Sticky Rouse Model and Molecular Dynamics Simulation for Dual Polymer Networks

Abstract

Dual polymer networks with stickers have a reputation for enhanced modulus and toughness. We propose a modified sticky Rouse model (SRM) from the single-chain perspective for permanent and transient dual networks, aiming to find a universal description of associative polymer dynamics. The computational complexity of obtaining the analytical relaxation spectrum is simplified by graph theory, implementing matrix reduction of the Rouse–Zimm matrix based on the symmetry. The analytical relaxation spectrum can also return to the case of linear polymers and permanent networks.
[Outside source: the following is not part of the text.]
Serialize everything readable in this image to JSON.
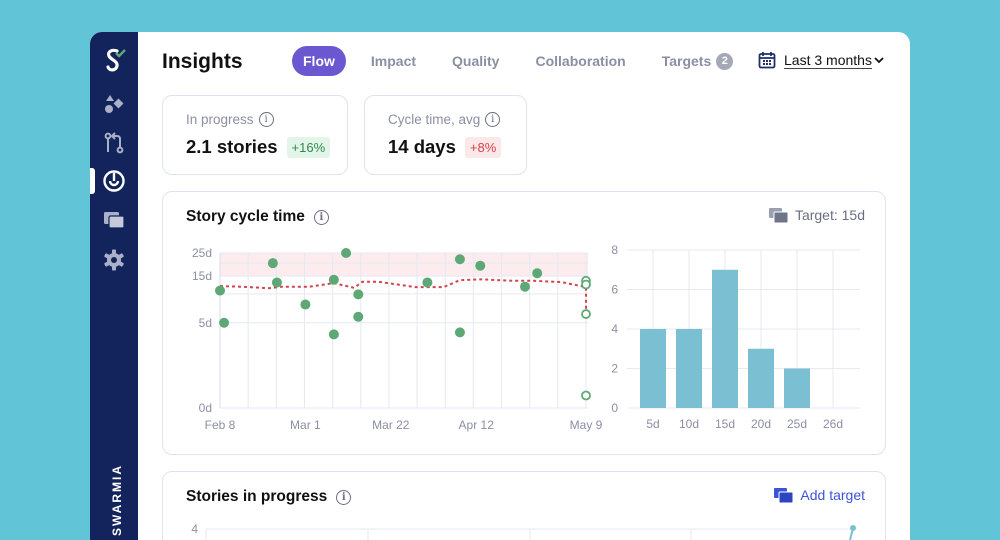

The modified SRM for dual polymer networks predicts a Rouse-like scale of the linear relaxation modulus G(t) ∝ t–1/2 in sticker relaxation, consistent with the existing experimental results. In particular, the key parameter in the SRM, namely, the effective friction coefficient, can be extracted from the lifetime of sticky bonds and diffusion of chains, obtained by molecular dynamics simulations (MD). Based on that, the SRM model can predict the linear viscoelasticity of dual polymer networks, quantitatively in agreement with our MD results. Our work strongly supports the applicability of the single-chain molecular model SRM for polymer complex networks with reversible associative interactions.